The Virgin's War (Tudor Legacy #3)(90)
“Witch Willow,” she called to Matthew. He swung his gaze at her, then realized what she meant and subtly adjusted direction.
It was a flat-out run for the tower. Pippa could feel each open wound on her back and gritted her teeth. She would not be the cause of their failure to reach safety. By the time Witch Willow could be seen through the gathering dark, Navarro’s horsemen were nearly within arrow range—a fact forcibly brought home by several distinctive swishes through the air.
Abandoning their horses and supplies, Madalena quickly led the way up the rickety exterior stairs while Matthew kept hold of Pippa’s arm. An arrow arced through the darkening sky and struck Matthew in the back, sending his body falling hard against Pippa. Even as he fell, a second arrow hit him in the arm. Madalena grabbed for him but his weight was too much for the women and Pippa was driven to her knees halfway up the stairs. The wood groaned and swayed alarmingly beneath them.
Another arrow clattered against the stone above them. “Go,” Matthew urged tightly. “Get inside. Bar that door.”
“Get up!” Pippa commanded.
Navarro and half his men were off their horses and crossing the ground. Only a hundred feet until the priest reached the stairs.
Matthew gripped her hand so tight her bones cracked. “Run!” he commanded, in the words that had sent her fleeing from him when she was fifteen. The message of the stars, the echoes of her vision. “Pippa, run now.”
To hell with the stars. “Matthew Harrington, if you do not get to your feet this second I will walk straight down these stairs and into Navarro’s hands. Get. Up.”
He got up. With Madalena’s help, they somehow managed to get him the rest of the way. Each step was an agony for Pippa, but she set her jaw and kept going. As the first Spanish boots touched the bottom of the stairs, Matthew collapsed on the floor of the tower and Madalena shot home the bolts of the door.
Between them, the women did the grim but necessary work of pulling the arrows out of Matthew. Madalena had managed to keep hold of her pack so they had a little water to clean him as best they could. She tore strips from her shift to bind the wounds that were, blessedly, not bleeding too freely. Then she turned to Pippa.
“Let me see your back.”
“I’m fine.”
“Pippa,” began Matthew, but she abruptly hushed him.

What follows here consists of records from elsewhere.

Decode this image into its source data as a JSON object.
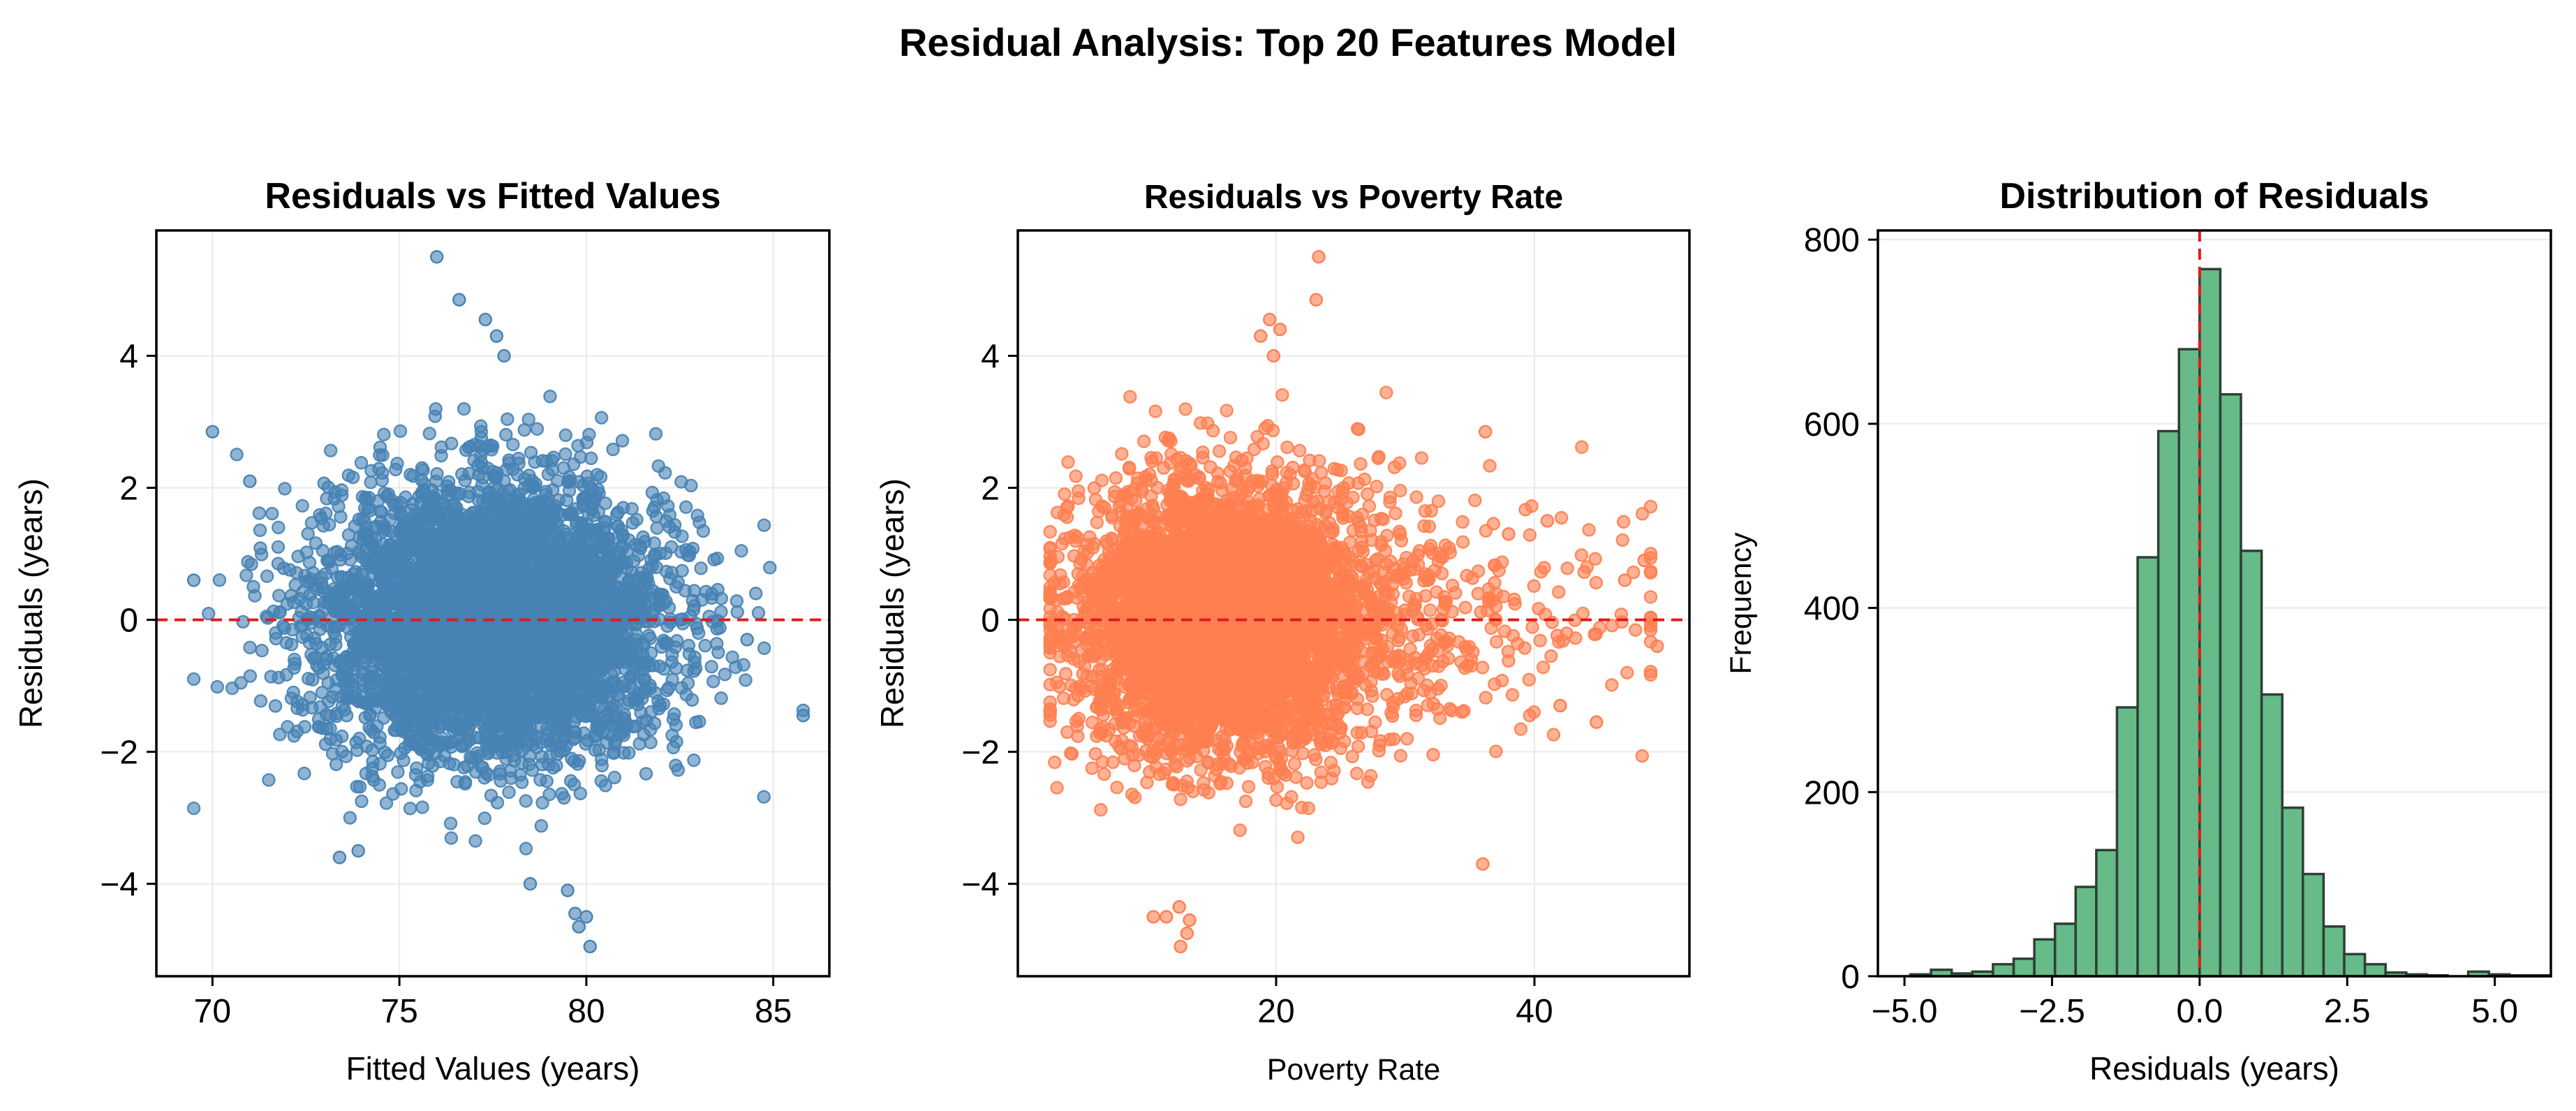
{
  "figure": {
    "title": "Residual Analysis: Top 20 Features Model"
  },
  "chart_data": [
    {
      "type": "scatter",
      "title": "Residuals vs Fitted Values",
      "xlabel": "Fitted Values (years)",
      "ylabel": "Residuals (years)",
      "xlim": [
        68.5,
        86.5
      ],
      "ylim": [
        -5.4,
        5.9
      ],
      "xticks": [
        70,
        75,
        80,
        85
      ],
      "yticks": [
        -4,
        -2,
        0,
        2,
        4
      ],
      "grid": true,
      "color": "#4682b4",
      "reference_line_y": 0,
      "reference_color": "#e31a1c",
      "n_points": 5000,
      "point_cloud": {
        "x_mean": 77.5,
        "x_sd": 2.3,
        "y_mean": 0,
        "y_sd": 1.02
      },
      "notable_points": [
        {
          "x": 76.0,
          "y": 5.5
        },
        {
          "x": 76.6,
          "y": 4.85
        },
        {
          "x": 77.3,
          "y": 4.55
        },
        {
          "x": 77.6,
          "y": 4.3
        },
        {
          "x": 77.8,
          "y": 4.0
        },
        {
          "x": 70.0,
          "y": 2.85
        },
        {
          "x": 85.8,
          "y": -1.45
        },
        {
          "x": 84.3,
          "y": -0.3
        },
        {
          "x": 79.5,
          "y": -4.1
        },
        {
          "x": 79.7,
          "y": -4.45
        },
        {
          "x": 80.0,
          "y": -4.5
        },
        {
          "x": 79.8,
          "y": -4.65
        },
        {
          "x": 80.1,
          "y": -4.95
        },
        {
          "x": 78.5,
          "y": -4.0
        },
        {
          "x": 73.4,
          "y": -3.6
        },
        {
          "x": 73.9,
          "y": -3.5
        },
        {
          "x": 69.5,
          "y": 0.6
        },
        {
          "x": 71.0,
          "y": 2.1
        }
      ]
    },
    {
      "type": "scatter",
      "title": "Residuals vs Poverty Rate",
      "xlabel": "Poverty Rate",
      "ylabel": "Residuals (years)",
      "xlim": [
        0,
        52
      ],
      "ylim": [
        -5.4,
        5.9
      ],
      "xticks": [
        20,
        40
      ],
      "yticks": [
        -4,
        -2,
        0,
        2,
        4
      ],
      "grid": true,
      "color": "#ff7f50",
      "reference_line_y": 0,
      "reference_color": "#e31a1c",
      "n_points": 5000,
      "point_cloud": {
        "x_mean": 15.5,
        "x_sd": 5.5,
        "y_mean": 0,
        "y_sd": 1.02
      },
      "notable_points": [
        {
          "x": 23.3,
          "y": 5.5
        },
        {
          "x": 23.1,
          "y": 4.85
        },
        {
          "x": 19.5,
          "y": 4.55
        },
        {
          "x": 20.3,
          "y": 4.4
        },
        {
          "x": 18.8,
          "y": 4.3
        },
        {
          "x": 19.8,
          "y": 4.0
        },
        {
          "x": 11.5,
          "y": -4.5
        },
        {
          "x": 12.5,
          "y": -4.35
        },
        {
          "x": 13.3,
          "y": -4.55
        },
        {
          "x": 13.1,
          "y": -4.75
        },
        {
          "x": 12.6,
          "y": -4.95
        },
        {
          "x": 10.5,
          "y": -4.5
        },
        {
          "x": 49.5,
          "y": -0.4
        },
        {
          "x": 48.5,
          "y": 0.9
        },
        {
          "x": 47.0,
          "y": 0.6
        },
        {
          "x": 44.8,
          "y": -1.55
        },
        {
          "x": 42.0,
          "y": -1.3
        },
        {
          "x": 36.2,
          "y": 2.85
        },
        {
          "x": 38.0,
          "y": 1.3
        },
        {
          "x": 41.0,
          "y": 1.5
        },
        {
          "x": 36.0,
          "y": -3.7
        }
      ]
    },
    {
      "type": "bar",
      "histogram": true,
      "title": "Distribution of Residuals",
      "xlabel": "Residuals (years)",
      "ylabel": "Frequency",
      "xlim": [
        -5.45,
        5.95
      ],
      "ylim": [
        0,
        810
      ],
      "xticks": [
        -5.0,
        -2.5,
        0.0,
        2.5,
        5.0
      ],
      "xtick_labels": [
        "−5.0",
        "−2.5",
        "0.0",
        "2.5",
        "5.0"
      ],
      "yticks": [
        0,
        200,
        400,
        600,
        800
      ],
      "grid": true,
      "color": "#66bb88",
      "edge_color": "#2f3f35",
      "reference_line_x": 0,
      "reference_color": "#e31a1c",
      "bin_start": -4.9,
      "bin_width": 0.35,
      "values": [
        2,
        7,
        3,
        5,
        13,
        19,
        40,
        57,
        97,
        137,
        292,
        455,
        592,
        681,
        768,
        632,
        462,
        306,
        183,
        111,
        54,
        24,
        13,
        4,
        2,
        1,
        0,
        5,
        2,
        1,
        1
      ]
    }
  ]
}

What windows there were in the tower were too high for her to see out of. She’d been listening to the Spanish coming up the stairs, trying to break down the door. Fists, feet, even a makeshift battering ram made little headway. The door was more than a foot thick and barred with iron in two places.
But none of that could stop fire.
Pippa closed her eyes. “They’re going to burn us out.”

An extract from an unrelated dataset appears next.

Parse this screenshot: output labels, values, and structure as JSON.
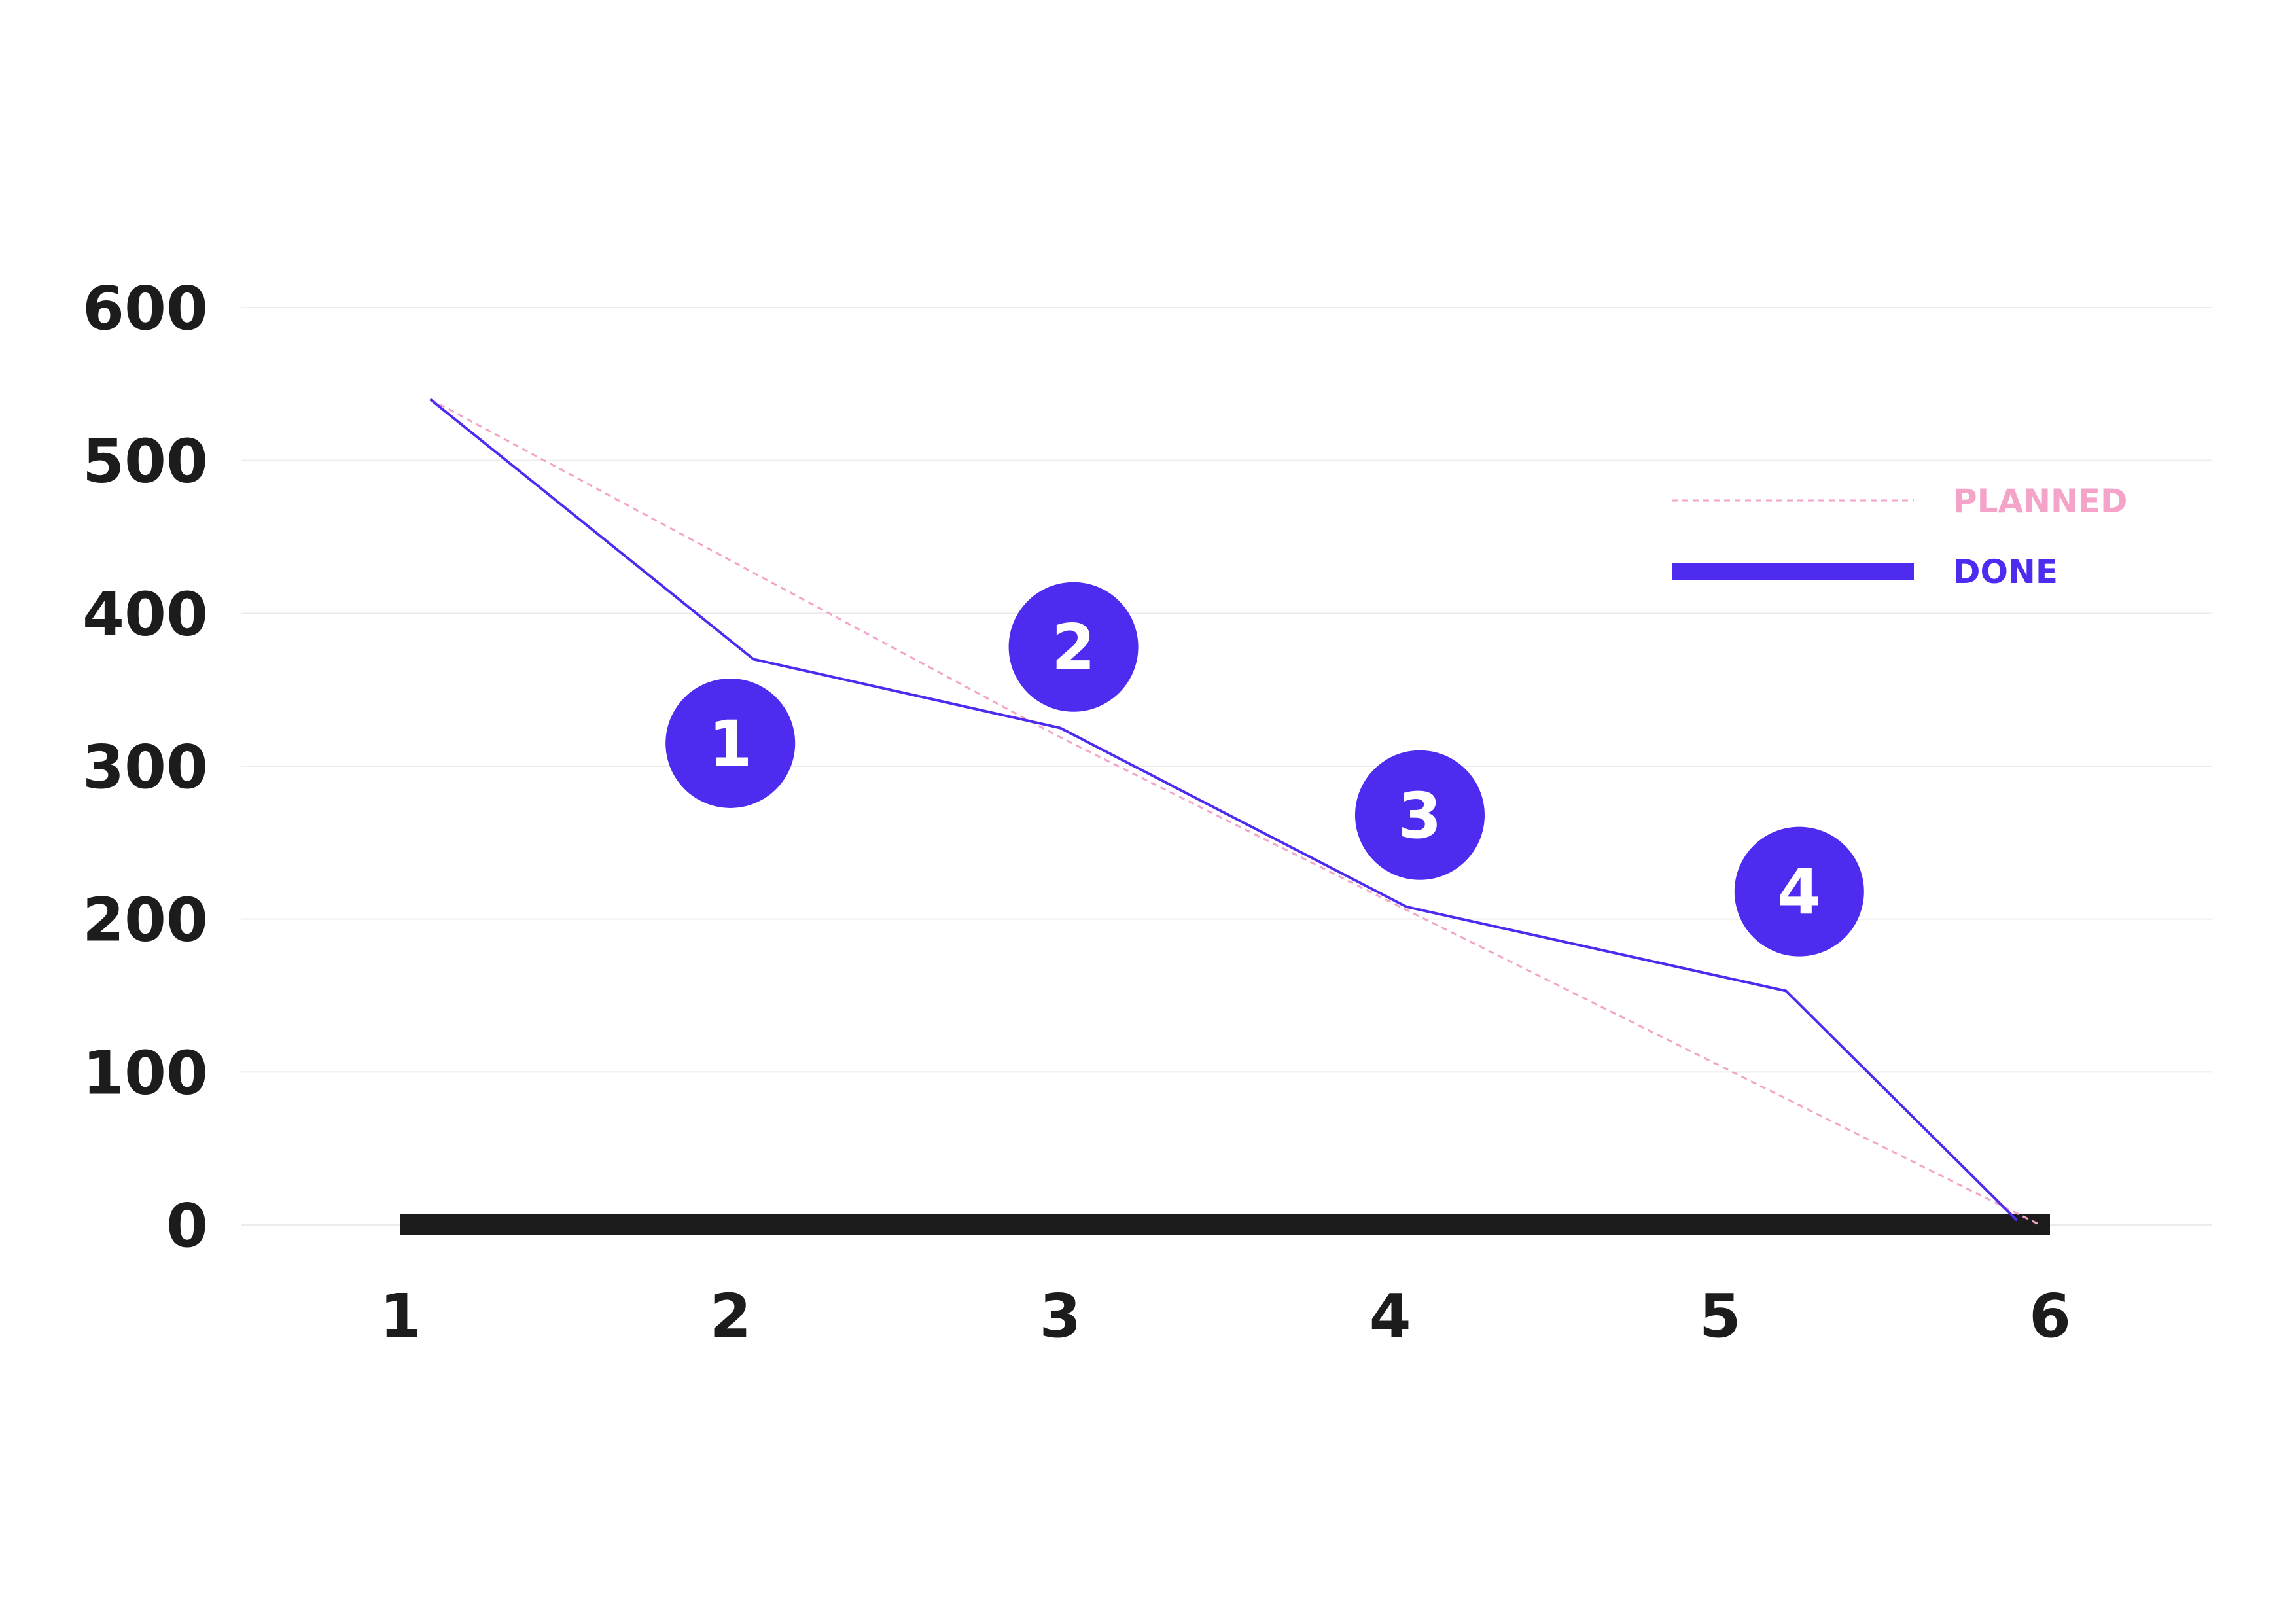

A moment later came another pounding on the door, followed by an unmistakable voice. “Smell the smoke, Lady Philippa?” Tomás Navarro called. “My men have started a little fire. Little for now, at least…and at the bottom of the stairs. It will consume this old wood fast enough. The door is thick, I know, but fire purifies everything.”
They kept silent, since there was nothing to say.
“Here is my offer, Lady Philippa, made this once only. I’m going down now and will wait for five minutes. For those five minutes, the fire will be kept controlled at the foot of the stairs. If you surrender yourself within those five minutes, I will put out the fire. And I will let your husband and the renegade Spanish woman go free. If you do not appear, you all three die together.”
They heard his footsteps, good as his word, retreating down the stairs.
There was nothing to consider. Matthew had time only to say, “Don’t even think—” before she had unbarred the door and stepped out.
Madalena and Matthew scrambled after her, but she ignored their cries of protest. There was only this moment and then the next. Each moment so clear and perfect that she seemed hardly to be moving.
When she reached the ground, Navarro gestured to his men to douse the flames. She walked directly to him, completely and absolutely unafraid. He gripped her by the arm at the very instant the sounds of more horses galloping at breakneck speed came through the rising fog wreathed around them. Even before Pippa could see, she knew it was Stephen.
She could almost follow the trail of Navarro’s calculations. Enemies on horseback, Matthew coming blood-streaked down the stairs like vengeance personified—there was still one thing the priest could do.
Pippa didn’t see the dagger. It would not have mattered. She did not flinch when Navarro drove it toward her chest, but he misaimed. Rather than piercing her heart, she felt the dagger catch against a rib.
Before Pippa lost awareness, she performed her last critical act. She dropped every barrier in her mind, loosed every tie of control, and with everything in her heart and soul, reached for the thread that had bound her since birth and sent a call winging across the miles.
Kit.
—
Kit jolted out of an exhausted sleep in a cold sweat, heart pounding and pulse racing. It was dark before his eyes—all he had was an impression of fog and horses. It looked nothing at all like the inside of a tent.
Kit—a call, a plea, a flood of pain and fear.
In two minutes he was pulling on his boots, shirt thrown on and jerkin unlaced. Because he was concentrating on trying to reach Pippa, to let her know he was coming, Kit didn’t notice anyone entering his tent.